Нас как будто передают из рук в руки – каждый день Господь посылает людей, которые помогают: морально, с документами, с бытом, просто по-человечески. Мы приехали в Париж, несколько дней были у профессора, которая брала у меня интервью ещё в Москве и позвала к себе: «Если что – у меня большой дом». Потом нас отправили в Монпелье. Несколько дней в социальном жилье – вот тут было не по себе: с тараканами, с грязью. Но оттуда нас забрали к себе родственники той самой профессора на несколько дней.

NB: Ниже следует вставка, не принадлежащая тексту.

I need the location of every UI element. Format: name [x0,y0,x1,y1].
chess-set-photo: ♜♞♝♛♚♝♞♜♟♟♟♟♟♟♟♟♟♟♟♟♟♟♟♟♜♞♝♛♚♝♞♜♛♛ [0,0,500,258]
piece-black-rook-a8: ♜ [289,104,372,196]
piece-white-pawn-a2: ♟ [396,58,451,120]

А сейчас мы в маленьком городке рядом с Монпелье, и здесь всё замечательно.
Мы с женой говорим, что заново учимся жить и заново учимся общаться. В Москве под конец мы вдвоём, в изоляции, почти ни с кем не общались. А здесь – постоянно новые люди, постоянное общение. Дети даже в лёгком шоке, что мы с кем-то знакомимся.
Я не жалею ни на секунду, что мы уехали. Слава Богу, что так получилось.

Константин с семьей в Париже.
– Какие у вас планы на будущее?
Далеко не загадываю. Сейчас – документы, дети в школу. Подались на убежище, ждём – говорят, около полугода. Мне бы очень хотелось служить – если здесь получится, буду рад. Но зацепка в том, что меня не лишили сана. Я запрещён, а не лишён. В другую юрисдикцию с этим не перейдёшь так просто.
Главное для меня сейчас – оттаять. Снова почувствовать вкус жизни. Знать, что дети в безопасности, что я поступаю по Евангелию и сохранил себя. Всё остальное потеряно – квартира в Москве осталась, родные, друзья. Но что всё это – по Божьим планам. Вот это, наверное, самое основное.